1pearl, Having faith in your healthcare provider is a great comfort when navigating conditions. I was diagnosed with Polycythemia Vera (PV) in 2018 after a routine blood test. PV is a nasty family relative of ET. I was referred to a cancer care center for more testing. I dreaded walking into a place called the "Cancer Treatment Center." I had the most detailed blood test of my life. I am now on Hydroxyurea 500 mg once a day with baby aspirin every day. I am blessed to have excellent care in my treatment plans and doctors. I turned 65 last year and chose not to enroll in a Medicare Advantage Plan. My hospital, Baptist Health in Elizabethtown, Ky, had a great battle with Medicare Advantage Plans, which resulted in many doctors being marooned on the "out of network" island. My suggestion is to search for doctors that you feel are knowledgeable. Having a feeling of confidence in my treatment has made all the difference. I wish you all the best from the heartland of America, Kentucky.

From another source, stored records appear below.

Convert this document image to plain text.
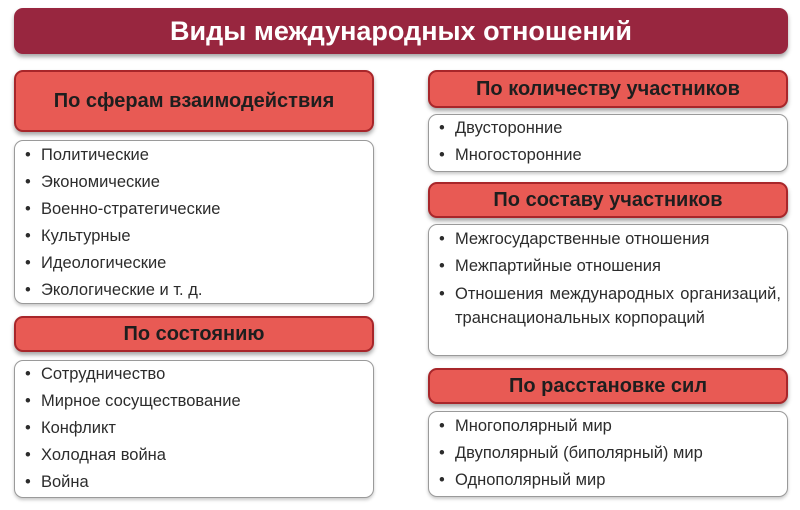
Виды международных отношений
По сферам взаимодействия
• Политические
• Экономические
• Военно-стратегические
• Культурные
• Идеологические
• Экологические и т. д.
По состоянию
• Сотрудничество
• Мирное сосуществование
• Конфликт
• Холодная война
• Война
По количеству участников
• Двусторонние
• Многосторонние
По составу участников
• Межгосударственные отношения
• Межпартийные отношения
• Отношения международных организаций, транснациональных корпораций
По расстановке сил
• Многополярный мир
• Двуполярный (биполярный) мир
• Однополярный мир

Like you, I was also diagnosed in 2024. My diagnosis, MF, was confirmed by a bone marrow biopsy, pretty much the gold standard for this disease. From there I was referred to an MPN specialist. I would advise you seek out a specialist as our disease is rare and takes someone with advanced knowledge.
I am early in the disease and currently on daily baby aspirin with no significant symptoms.